Au-delà de cela, le fait même que nous ne nous posions pas tant de questions que ça, nous évoluons avec des certitudes en arrière-plan de nos actes tout en sachant à quel point ces dernières sont bancales.
« Ta pulsion, ton désir ? Est-ce que c’est pas avec ce sentiment que tu te bats quand t’es directement face à la situation de t’assumer dans les choix que tu portes et défends ? Il arrive ce moment où, comme dicté uniquement par ton corps, tu ne sais plus faire la part des choses, tu penses au plaisir instantané que tu veux vivre, sans évoquer le bonheur plus global, qui lui te dirait « tu prends un risque, réveille-toi, pense avec ta tête ». Contrôler ses pulsions ? C’est pas ce truc qu’on devrait nous apprendre à l’école, petit quand tout ce que tu es se façonne ? Nous apprendre que le désir c’est un sentiment, que comme la tristesse ou la joie ils sont nécessaires à ton développement, mais ne doivent pas pour autant nuire à ton bien-être, il doit être assumé pour te faire vivre 1000 expériences joyeuses, mais trouve sûrement ses limites dans le respect que tu te dois d’accorder à l’autre et à toi-même aussi. Parce que toi-même t’es important, retiens-le… »
Face à une multitude de méthodes qui nous protègent d’une part des maladies, d’autre part des grossesses (voire les deux), rien ne change. Face à un partenaire qui nous susurre à l’oreille dans la chaleur d’un lit qu’il ou elle est clean, que les tests sont récents, qu’il va se retirer, qu’elle prend la pilule ou tout autre moyen de contraception, on prend les risques quand même, on s’enfonce nous-mêmes dans la spirale de la culpabilité, de la peur, et malgré ça, on recommence, encore et encore, s’entraînant, nous et les autres là où personne ne veut aller.

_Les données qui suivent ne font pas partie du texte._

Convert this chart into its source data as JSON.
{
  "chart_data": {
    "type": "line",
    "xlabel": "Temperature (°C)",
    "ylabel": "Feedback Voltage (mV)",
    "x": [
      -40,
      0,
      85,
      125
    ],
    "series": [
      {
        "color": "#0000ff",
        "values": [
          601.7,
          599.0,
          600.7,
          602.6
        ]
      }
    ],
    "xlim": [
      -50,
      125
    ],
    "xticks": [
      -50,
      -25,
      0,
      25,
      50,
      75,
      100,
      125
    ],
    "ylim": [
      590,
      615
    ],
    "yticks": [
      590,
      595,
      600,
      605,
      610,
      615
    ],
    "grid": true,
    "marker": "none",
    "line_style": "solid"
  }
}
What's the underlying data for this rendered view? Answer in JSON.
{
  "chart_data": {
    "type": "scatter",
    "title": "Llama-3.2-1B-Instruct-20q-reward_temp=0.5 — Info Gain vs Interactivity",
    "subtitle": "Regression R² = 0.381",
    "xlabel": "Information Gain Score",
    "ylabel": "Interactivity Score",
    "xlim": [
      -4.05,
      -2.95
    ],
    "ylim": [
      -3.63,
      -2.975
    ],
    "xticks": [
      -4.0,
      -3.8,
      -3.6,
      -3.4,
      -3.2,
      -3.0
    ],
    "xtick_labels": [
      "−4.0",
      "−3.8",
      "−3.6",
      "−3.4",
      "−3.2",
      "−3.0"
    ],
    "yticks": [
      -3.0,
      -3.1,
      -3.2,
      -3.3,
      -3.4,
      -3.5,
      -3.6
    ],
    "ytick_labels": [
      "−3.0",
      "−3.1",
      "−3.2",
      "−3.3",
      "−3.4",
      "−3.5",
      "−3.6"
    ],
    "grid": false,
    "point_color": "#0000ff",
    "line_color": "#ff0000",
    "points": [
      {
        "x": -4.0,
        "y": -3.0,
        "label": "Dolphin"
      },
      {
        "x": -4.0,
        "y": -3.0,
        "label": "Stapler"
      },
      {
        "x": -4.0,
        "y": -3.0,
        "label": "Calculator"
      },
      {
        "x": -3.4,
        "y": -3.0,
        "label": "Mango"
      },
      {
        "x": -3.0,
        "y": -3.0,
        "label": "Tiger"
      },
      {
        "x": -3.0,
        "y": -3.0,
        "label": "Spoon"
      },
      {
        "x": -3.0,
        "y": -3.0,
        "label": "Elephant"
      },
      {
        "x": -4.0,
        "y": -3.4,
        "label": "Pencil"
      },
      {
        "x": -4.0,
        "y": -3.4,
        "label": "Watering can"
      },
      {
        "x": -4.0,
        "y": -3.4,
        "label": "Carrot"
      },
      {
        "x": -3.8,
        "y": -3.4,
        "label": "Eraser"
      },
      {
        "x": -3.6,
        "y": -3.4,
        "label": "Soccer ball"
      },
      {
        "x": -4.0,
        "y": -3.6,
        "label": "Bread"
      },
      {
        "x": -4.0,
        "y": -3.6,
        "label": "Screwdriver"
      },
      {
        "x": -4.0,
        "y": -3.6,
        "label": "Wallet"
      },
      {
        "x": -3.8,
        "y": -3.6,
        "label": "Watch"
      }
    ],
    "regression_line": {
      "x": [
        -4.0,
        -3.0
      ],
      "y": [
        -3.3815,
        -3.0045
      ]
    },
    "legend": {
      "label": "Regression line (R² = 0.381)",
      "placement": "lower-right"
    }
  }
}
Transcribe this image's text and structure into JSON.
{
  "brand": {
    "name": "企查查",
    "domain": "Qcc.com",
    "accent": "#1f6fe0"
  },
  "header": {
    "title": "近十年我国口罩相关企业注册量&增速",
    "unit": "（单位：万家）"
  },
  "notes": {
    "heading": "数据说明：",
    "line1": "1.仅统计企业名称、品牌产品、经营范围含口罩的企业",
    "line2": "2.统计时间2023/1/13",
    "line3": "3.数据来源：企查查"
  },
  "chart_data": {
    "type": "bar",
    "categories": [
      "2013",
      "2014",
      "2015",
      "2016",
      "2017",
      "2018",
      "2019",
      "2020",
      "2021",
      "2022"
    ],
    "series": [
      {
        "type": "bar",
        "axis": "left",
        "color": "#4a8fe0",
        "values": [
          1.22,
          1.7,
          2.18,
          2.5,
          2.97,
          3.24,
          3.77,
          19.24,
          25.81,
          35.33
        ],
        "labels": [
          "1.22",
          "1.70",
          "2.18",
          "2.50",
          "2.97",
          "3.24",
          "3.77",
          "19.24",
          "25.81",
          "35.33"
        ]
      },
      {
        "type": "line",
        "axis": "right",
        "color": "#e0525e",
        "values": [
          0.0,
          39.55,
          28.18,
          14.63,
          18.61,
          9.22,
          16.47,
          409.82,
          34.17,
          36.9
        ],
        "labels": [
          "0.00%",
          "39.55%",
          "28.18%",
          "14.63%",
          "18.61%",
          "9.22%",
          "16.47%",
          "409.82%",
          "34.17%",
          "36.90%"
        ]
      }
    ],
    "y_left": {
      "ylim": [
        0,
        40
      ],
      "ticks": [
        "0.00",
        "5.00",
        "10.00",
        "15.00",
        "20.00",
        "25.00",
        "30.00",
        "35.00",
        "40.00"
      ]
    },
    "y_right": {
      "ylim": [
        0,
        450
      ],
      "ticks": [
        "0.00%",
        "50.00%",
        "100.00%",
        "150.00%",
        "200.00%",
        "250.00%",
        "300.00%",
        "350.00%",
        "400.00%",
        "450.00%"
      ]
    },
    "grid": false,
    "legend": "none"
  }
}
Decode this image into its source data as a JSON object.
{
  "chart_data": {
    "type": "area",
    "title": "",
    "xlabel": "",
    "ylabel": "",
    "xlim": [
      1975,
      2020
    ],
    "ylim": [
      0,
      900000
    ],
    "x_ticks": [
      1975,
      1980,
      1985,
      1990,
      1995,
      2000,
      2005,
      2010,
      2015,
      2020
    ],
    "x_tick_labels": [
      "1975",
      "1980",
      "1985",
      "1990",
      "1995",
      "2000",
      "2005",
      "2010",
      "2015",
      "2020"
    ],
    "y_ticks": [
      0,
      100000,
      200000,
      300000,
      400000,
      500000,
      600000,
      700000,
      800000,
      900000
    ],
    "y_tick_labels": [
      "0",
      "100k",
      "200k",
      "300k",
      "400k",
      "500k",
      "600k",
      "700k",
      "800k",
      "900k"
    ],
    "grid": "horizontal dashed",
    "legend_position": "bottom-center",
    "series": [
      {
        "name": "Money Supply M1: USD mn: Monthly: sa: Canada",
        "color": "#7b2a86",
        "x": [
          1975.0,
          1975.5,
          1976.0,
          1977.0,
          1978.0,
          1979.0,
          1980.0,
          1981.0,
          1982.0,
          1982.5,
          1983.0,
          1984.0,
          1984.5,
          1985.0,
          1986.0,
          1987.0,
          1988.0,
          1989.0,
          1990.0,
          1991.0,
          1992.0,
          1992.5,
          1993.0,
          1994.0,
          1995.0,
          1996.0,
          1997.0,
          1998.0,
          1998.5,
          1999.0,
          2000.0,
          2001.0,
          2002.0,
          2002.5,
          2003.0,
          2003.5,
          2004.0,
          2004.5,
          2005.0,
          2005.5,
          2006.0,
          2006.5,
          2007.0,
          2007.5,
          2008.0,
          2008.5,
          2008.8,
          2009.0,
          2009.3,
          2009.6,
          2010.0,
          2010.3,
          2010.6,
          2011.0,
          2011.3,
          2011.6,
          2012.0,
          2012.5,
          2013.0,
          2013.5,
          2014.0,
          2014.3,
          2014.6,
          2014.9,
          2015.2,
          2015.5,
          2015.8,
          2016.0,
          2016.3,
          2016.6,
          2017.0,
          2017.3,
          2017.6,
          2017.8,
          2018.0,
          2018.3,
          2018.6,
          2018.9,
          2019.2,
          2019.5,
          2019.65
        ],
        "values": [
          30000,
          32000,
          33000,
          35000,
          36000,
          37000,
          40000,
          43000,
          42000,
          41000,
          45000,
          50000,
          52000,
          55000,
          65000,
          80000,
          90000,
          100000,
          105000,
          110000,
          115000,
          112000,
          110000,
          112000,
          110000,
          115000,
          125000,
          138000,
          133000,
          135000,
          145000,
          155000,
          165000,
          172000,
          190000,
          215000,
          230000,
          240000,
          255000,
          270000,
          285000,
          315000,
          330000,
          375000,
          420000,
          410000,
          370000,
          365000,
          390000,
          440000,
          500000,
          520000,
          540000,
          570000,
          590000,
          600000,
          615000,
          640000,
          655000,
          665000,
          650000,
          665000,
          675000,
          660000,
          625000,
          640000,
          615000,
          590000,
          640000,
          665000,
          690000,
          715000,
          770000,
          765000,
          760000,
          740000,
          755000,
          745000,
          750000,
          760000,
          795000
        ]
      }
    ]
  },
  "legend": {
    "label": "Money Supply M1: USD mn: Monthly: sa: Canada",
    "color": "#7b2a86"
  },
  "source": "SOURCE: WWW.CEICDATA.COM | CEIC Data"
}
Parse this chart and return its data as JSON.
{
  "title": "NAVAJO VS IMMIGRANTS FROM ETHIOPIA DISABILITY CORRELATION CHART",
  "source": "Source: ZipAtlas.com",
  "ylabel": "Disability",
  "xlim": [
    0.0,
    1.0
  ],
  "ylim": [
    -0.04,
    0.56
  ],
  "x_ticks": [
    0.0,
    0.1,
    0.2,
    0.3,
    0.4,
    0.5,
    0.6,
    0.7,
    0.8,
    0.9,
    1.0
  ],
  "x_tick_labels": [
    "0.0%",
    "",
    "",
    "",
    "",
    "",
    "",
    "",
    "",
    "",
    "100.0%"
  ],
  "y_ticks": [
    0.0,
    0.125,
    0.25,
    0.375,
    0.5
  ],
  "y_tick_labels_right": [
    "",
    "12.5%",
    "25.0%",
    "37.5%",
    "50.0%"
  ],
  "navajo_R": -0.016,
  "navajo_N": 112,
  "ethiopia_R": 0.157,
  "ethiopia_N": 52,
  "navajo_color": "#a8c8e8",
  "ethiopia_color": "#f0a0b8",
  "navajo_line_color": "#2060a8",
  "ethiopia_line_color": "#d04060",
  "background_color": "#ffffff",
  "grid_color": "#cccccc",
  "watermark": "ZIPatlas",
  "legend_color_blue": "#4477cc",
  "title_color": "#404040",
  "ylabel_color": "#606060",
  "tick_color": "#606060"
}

Alors, avant que les mauvaises choses se passent, nous sommes, femmes et hommes capables d’apprendre de nos erreurs. Cette prise de conscience, je suis convaincue qu’elle se passe dans des millions de jeunes cerveaux (et de moins jeunes aussi), il n’est pas trop tard pour reprendre les rênes de nos sexualités, de s’affranchir de la norme pour prendre en main nos corps et les décisions importantes qui s’y appliquent. Avec ceux que l’on connaît un peu, et ceux que l’on connaît bien, nous nous devons d’avoir the talk, celui qui ne fait pas forcément plaisir et qui n’est pas très glamour. Malgré ça, rappelons-nous que cette discussion est essentielle, elle sauve des vies, que ces deux minutes de perdues à aller chercher le préservatif dans la salle de bain, ce sont des heures qu’on ne passera pas à la clinique d’avortement ou au centre de dépistage. C’est une confiance gagnée et des câlins délestés d’une crainte sous-jacente avant, pendant et après.
Du coup cap ou pas cap de faire en sorte que ton bien-être et ta santé passent en premier, que celui de l’autre soit essentiel aussi? Cap de prendre tes responsabilités? Ces questions vont de pair avec un accès à l’information et une ouverture de l’échange face à ces questions-là. Si tu ressens un manque de connaissances ou que tu te sens seul-e dans cette prise en charge de toi-même, sache que tu ne l’es pas.
Au Québec, il existe des centaines de centres de dépistage, des dizaines de centres de femmes, des personnes présentes pour t’écouter pour toutes sortes de besoins.
Il y en a même qui font des blagues et qui nous informent en même temps… ici !
Sur ce, moi je vais au Jean Coutu m’acheter un paquet de Durex et un test de grossesse, y’a pas de mal à prendre soin de soi.